Le deuxieme jour, on demonte le campement sur cette sympathique plage deserte, puis on recommence a "cruser" le matin, avec le bruit du moteur pour nous bercer en continu. Seule interruption lorsqu'on observe des perroquets niches dans les falaises, ainsi qu'un caipiri qui s'abreuve entre deux siestes. Un peu dur a decrire l'engin, on dira que c'est mi chien, mi marmotte...
Arrivee a 11h chez la communaute del Carmen ou l'installe jusqu'au lendemain. Il s'agit d'une communaute de 8 familles vivant en quasi autarcie, seul l'huile, le sucre et les habits sont achetes dans les villes "voisines".

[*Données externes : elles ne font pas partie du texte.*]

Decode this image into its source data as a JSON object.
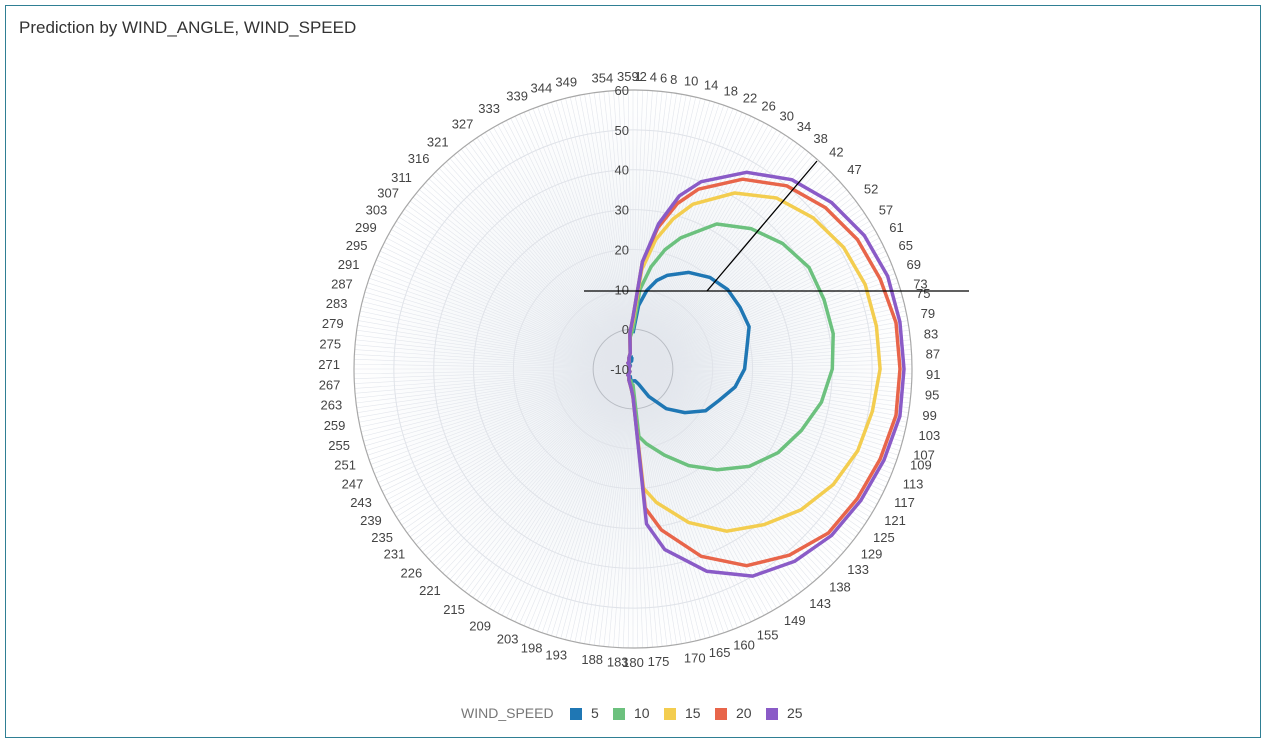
{
  "title": "Prediction by WIND_ANGLE, WIND_SPEED",
  "chart_data": {
    "type": "polar-line",
    "title": "Prediction by WIND_ANGLE, WIND_SPEED",
    "radial_axis": {
      "min": -10,
      "max": 60,
      "step": 10,
      "ticks": [
        "-10",
        "0",
        "10",
        "20",
        "30",
        "40",
        "50",
        "60"
      ]
    },
    "angular_axis": {
      "labels": [
        "1",
        "2",
        "4",
        "6",
        "8",
        "10",
        "14",
        "18",
        "22",
        "26",
        "30",
        "34",
        "38",
        "42",
        "47",
        "52",
        "57",
        "61",
        "65",
        "69",
        "73",
        "75",
        "79",
        "83",
        "87",
        "91",
        "95",
        "99",
        "103",
        "107",
        "109",
        "113",
        "117",
        "121",
        "125",
        "129",
        "133",
        "138",
        "143",
        "149",
        "155",
        "160",
        "165",
        "170",
        "175",
        "180",
        "183",
        "188",
        "193",
        "198",
        "203",
        "209",
        "215",
        "221",
        "226",
        "231",
        "235",
        "239",
        "243",
        "247",
        "251",
        "255",
        "259",
        "263",
        "267",
        "271",
        "275",
        "279",
        "283",
        "287",
        "291",
        "295",
        "299",
        "303",
        "307",
        "311",
        "316",
        "321",
        "327",
        "333",
        "339",
        "344",
        "349",
        "354",
        "359"
      ]
    },
    "legend": {
      "title": "WIND_SPEED",
      "position": "bottom"
    },
    "angles": [
      0,
      5,
      10,
      15,
      20,
      30,
      40,
      50,
      60,
      70,
      80,
      90,
      100,
      110,
      120,
      130,
      140,
      150,
      160,
      170,
      175,
      180,
      185,
      190,
      200,
      210,
      220,
      230,
      240,
      250,
      260,
      270,
      280,
      290,
      300,
      310,
      320,
      330,
      340,
      350,
      355,
      360
    ],
    "series": [
      {
        "name": "5",
        "color": "#1f77b4",
        "values": [
          -1,
          6,
          10,
          13,
          15,
          18,
          20,
          21,
          21,
          21,
          19,
          18,
          16,
          13,
          11,
          7,
          3,
          -2,
          -6,
          -7,
          -7,
          -7,
          -7,
          -7,
          -8,
          -8,
          -8,
          -9,
          -9,
          -9,
          -9,
          -9,
          -9,
          -9,
          -9,
          -9,
          -9,
          -8,
          -8,
          -8,
          -7,
          -7
        ]
      },
      {
        "name": "10",
        "color": "#6cc17e",
        "values": [
          0,
          10,
          16,
          21,
          25,
          32,
          36,
          39,
          41,
          41,
          41,
          40,
          38,
          35,
          32,
          28,
          23,
          18,
          13,
          9,
          7,
          -6,
          -6,
          -7,
          -7,
          -8,
          -8,
          -9,
          -9,
          -9,
          -9,
          -9,
          -9,
          -9,
          -9,
          -9,
          -8,
          -8,
          -7,
          -6,
          -2,
          0
        ]
      },
      {
        "name": "15",
        "color": "#f3cd4f",
        "values": [
          2,
          15,
          23,
          29,
          34,
          41,
          46,
          49,
          51,
          52,
          52,
          52,
          51,
          50,
          48,
          45,
          41,
          37,
          31,
          24,
          20,
          -3,
          -5,
          -6,
          -7,
          -8,
          -8,
          -9,
          -9,
          -9,
          -9,
          -9,
          -9,
          -9,
          -9,
          -9,
          -8,
          -8,
          -7,
          -6,
          -1,
          2
        ]
      },
      {
        "name": "20",
        "color": "#e8654a",
        "values": [
          3,
          17,
          26,
          33,
          38,
          45,
          50,
          53,
          55,
          56,
          57,
          57,
          57,
          56,
          55,
          54,
          51,
          47,
          40,
          31,
          25,
          -3,
          -5,
          -6,
          -7,
          -8,
          -8,
          -9,
          -9,
          -9,
          -9,
          -9,
          -9,
          -9,
          -9,
          -9,
          -8,
          -8,
          -7,
          -6,
          -1,
          3
        ]
      },
      {
        "name": "25",
        "color": "#8a5bc7",
        "values": [
          3,
          17,
          27,
          35,
          40,
          47,
          52,
          55,
          57,
          58,
          58,
          58,
          58,
          57,
          56,
          55,
          53,
          50,
          44,
          36,
          29,
          -3,
          -5,
          -6,
          -7,
          -8,
          -8,
          -9,
          -9,
          -9,
          -9,
          -9,
          -9,
          -9,
          -9,
          -9,
          -8,
          -8,
          -7,
          -6,
          -1,
          3
        ]
      }
    ]
  }
}
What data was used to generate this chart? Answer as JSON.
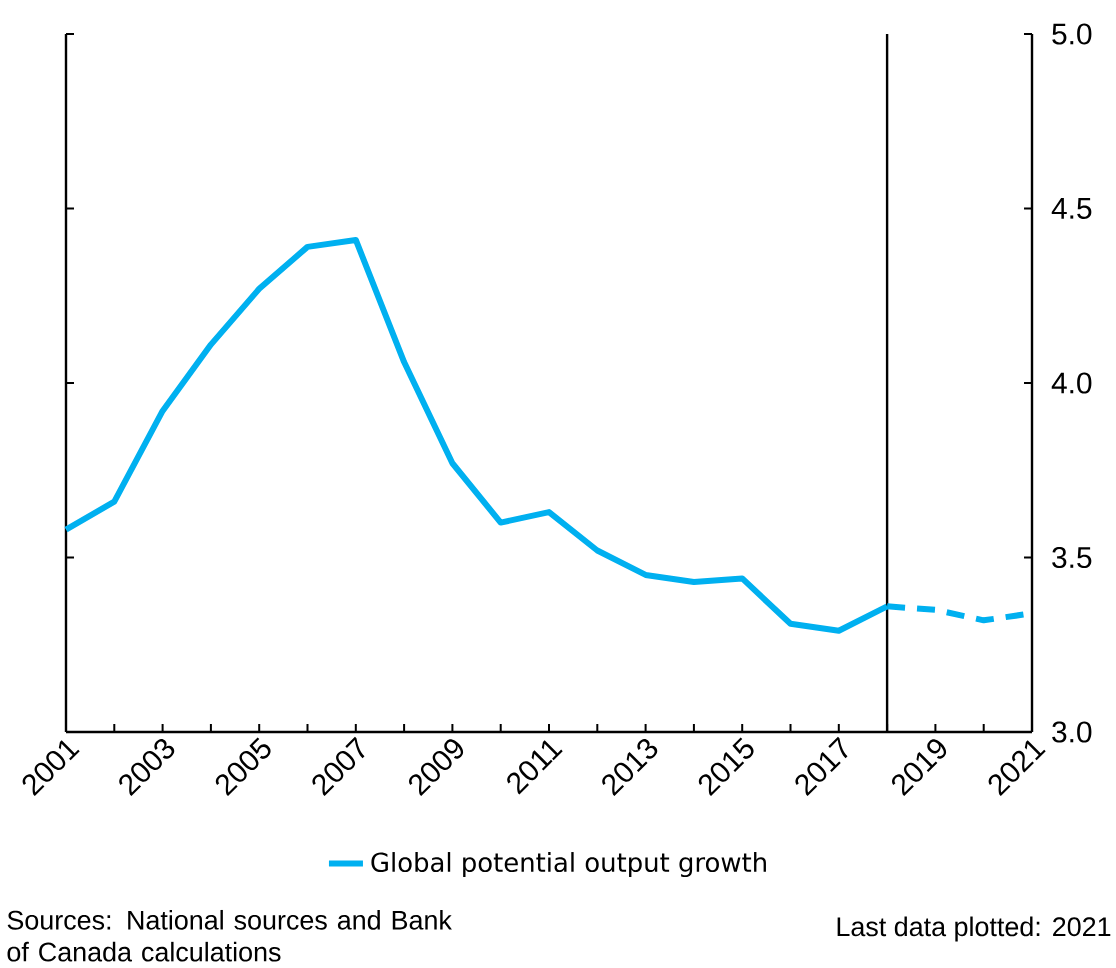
{
  "chart_data": {
    "type": "line",
    "series": [
      {
        "name": "Global potential output growth",
        "color": "#00b0f0",
        "line_style": "solid",
        "x": [
          2001,
          2002,
          2003,
          2004,
          2005,
          2006,
          2007,
          2008,
          2009,
          2010,
          2011,
          2012,
          2013,
          2014,
          2015,
          2016,
          2017,
          2018
        ],
        "values": [
          3.58,
          3.66,
          3.92,
          4.11,
          4.27,
          4.39,
          4.41,
          4.06,
          3.77,
          3.6,
          3.63,
          3.52,
          3.45,
          3.43,
          3.44,
          3.31,
          3.29,
          3.36
        ]
      },
      {
        "color": "#00b0f0",
        "line_style": "dashed",
        "x": [
          2018,
          2019,
          2020,
          2021
        ],
        "values": [
          3.36,
          3.35,
          3.32,
          3.34
        ]
      }
    ],
    "xlim": [
      2001,
      2021
    ],
    "xticks": [
      2001,
      {
        "value": 2002,
        "label": null
      },
      2003,
      {
        "value": 2004,
        "label": null
      },
      2005,
      {
        "value": 2006,
        "label": null
      },
      2007,
      {
        "value": 2008,
        "label": null
      },
      2009,
      {
        "value": 2010,
        "label": null
      },
      2011,
      {
        "value": 2012,
        "label": null
      },
      2013,
      {
        "value": 2014,
        "label": null
      },
      2015,
      {
        "value": 2016,
        "label": null
      },
      2017,
      {
        "value": 2018,
        "label": null
      },
      2019,
      {
        "value": 2020,
        "label": null
      },
      2021
    ],
    "ylim": [
      3.0,
      5.0
    ],
    "yticks": [
      {
        "value": 3.0,
        "label": "3.0"
      },
      {
        "value": 3.5,
        "label": "3.5"
      },
      {
        "value": 4.0,
        "label": "4.0"
      },
      {
        "value": 4.5,
        "label": "4.5"
      },
      {
        "value": 5.0,
        "label": "5.0"
      }
    ],
    "ref_lines": [
      {
        "axis": "x",
        "value": 2018,
        "color": "#000000"
      }
    ],
    "legend": "bottom",
    "marker": "none",
    "annotations": [
      "Sources: National sources and Bank of Canada calculations",
      "Last data plotted: 2021"
    ]
  }
}
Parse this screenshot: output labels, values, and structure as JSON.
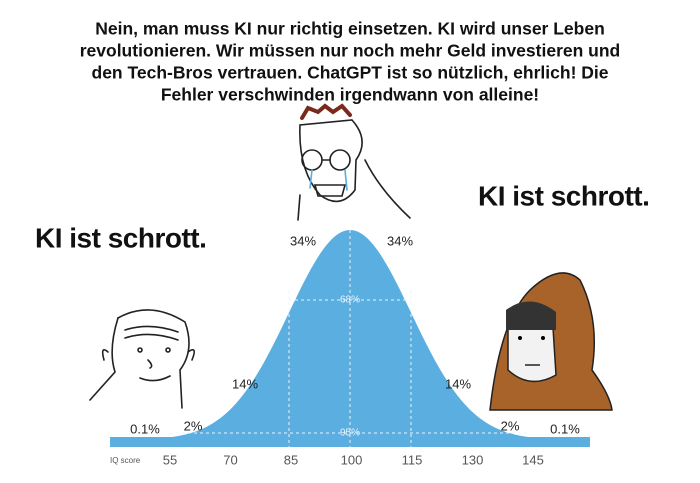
{
  "top_text": [
    "Nein, man muss KI nur richtig einsetzen. KI wird unser Leben",
    "revolutionieren. Wir müssen nur noch mehr Geld investieren und",
    "den Tech-Bros vertrauen. ChatGPT ist so nützlich, ehrlich! Die",
    "Fehler verschwinden irgendwann von alleine!"
  ],
  "left_label": "KI ist schrott.",
  "right_label": "KI ist schrott.",
  "percent_labels": [
    "0.1%",
    "2%",
    "14%",
    "34%",
    "34%",
    "14%",
    "2%",
    "0.1%"
  ],
  "band_labels": [
    "68%",
    "95%"
  ],
  "axis_label": "IQ score",
  "axis_ticks": [
    "55",
    "70",
    "85",
    "100",
    "115",
    "130",
    "145"
  ]
}
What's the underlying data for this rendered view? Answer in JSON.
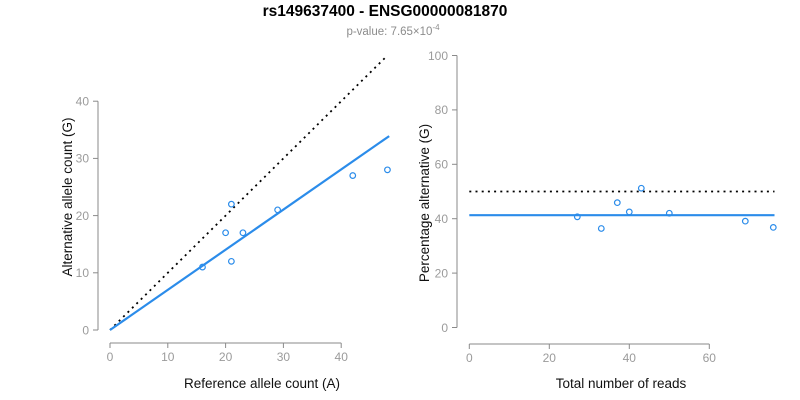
{
  "page": {
    "title": "rs149637400 - ENSG00000081870",
    "subtitle_base": "p-value: 7.65×10",
    "subtitle_exponent": "-4"
  },
  "colors": {
    "accent_blue": "#2b8cea",
    "dotted_line": "#000000",
    "axis": "#8a8a8a",
    "tick_label": "#9b9b9b",
    "axis_title": "#111111",
    "title": "#000000",
    "subtitle": "#8c8c8c"
  },
  "chart_data": [
    {
      "name": "allele-count-scatter",
      "type": "scatter",
      "xlabel": "Reference allele count (A)",
      "ylabel": "Alternative allele count (G)",
      "x_ticks": [
        0,
        10,
        20,
        30,
        40
      ],
      "y_ticks": [
        0,
        10,
        20,
        30,
        40
      ],
      "xlim": [
        0,
        48.5
      ],
      "ylim": [
        0,
        48.5
      ],
      "grid": false,
      "legend": null,
      "points": {
        "x": [
          16,
          20,
          21,
          21,
          23,
          29,
          42,
          48
        ],
        "y": [
          11,
          17,
          12,
          22,
          17,
          21,
          27,
          28
        ]
      },
      "lines": [
        {
          "name": "expected-identity-line",
          "style": "dotted",
          "color_key": "dotted_line",
          "x1": 0,
          "y1": 0,
          "x2": 47.9,
          "y2": 47.9
        },
        {
          "name": "fitted-line",
          "style": "solid",
          "color_key": "accent_blue",
          "x1": 0,
          "y1": 0,
          "x2": 48.3,
          "y2": 33.9
        }
      ]
    },
    {
      "name": "percentage-scatter",
      "type": "scatter",
      "xlabel": "Total number of reads",
      "ylabel": "Percentage alternative (G)",
      "x_ticks": [
        0,
        20,
        40,
        60
      ],
      "y_ticks": [
        0,
        20,
        40,
        60,
        80,
        100
      ],
      "xlim": [
        0,
        79
      ],
      "ylim": [
        0,
        104
      ],
      "grid": false,
      "legend": null,
      "points": {
        "x": [
          27,
          33,
          37,
          40,
          43,
          50,
          69,
          76
        ],
        "y": [
          40.7,
          36.4,
          45.9,
          42.5,
          51.2,
          42.0,
          39.1,
          36.8
        ]
      },
      "lines": [
        {
          "name": "expected-50pct-line",
          "style": "dotted",
          "color_key": "dotted_line",
          "x1": 0,
          "y1": 50,
          "x2": 76.3,
          "y2": 50
        },
        {
          "name": "mean-percentage-line",
          "style": "solid",
          "color_key": "accent_blue",
          "x1": 0,
          "y1": 41.3,
          "x2": 76.3,
          "y2": 41.3
        }
      ]
    }
  ]
}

La cuisine gentiment pretee par le village, un veritable musee avec de tout et de n'importe quoi...

 


Marche dans la jungle environnante l'aprem avec Pedro, un vrai guide local qui nous presente les vertues de quelques ecorces d'arbres, avant de passer a la peche au piranha. Pas grand chose a dire a ce sujet, seuls 2 piranhas ont ete sortis, pas un seul pour moi et c'est pas faute de leur avoir donner de la viande a ces cons la! Notre accompagnateur Yvan nous a suivi les 100 premiers metres avant de rebrousser chemin, pretextant un furoncle au cul...
Le soir, petit foot avec les locaux de tout age,et je souligne meme la presence de 2 femmes qui joue tres bien, n'ayant vraiment peur de rien. Elles y mettent la niffle, la tete, et leurs pieds nus, bloquant les attaquants adverses qui jouent en crampons! Hallucinant!

Tchao Pedro! Il est vraiment adorable, et j'y souhaite de trouver rapidement une femme, meme si niveau rencontre, c'est pas evident la ou il vit.

Le dernier jour, une belle ballade avec notre guide a 1 peso,  remis de son furoncle et cavalant comme un furieux. Brog et moi preferons fermer la marche loin derriere avec un des boteros qui en connait deja plus sur la nature. L'apem, une baignade bien rafraichissante dans des bassins naturels, suivi de la traversee du parc National Mapiri toujours en bateau. Arrivee a destination (Rurrenabaque) en fin de journee, aussi con qu'on pouvait l'etre le matin au reveil: pas la moindre info au sujet du parc et de ses environs.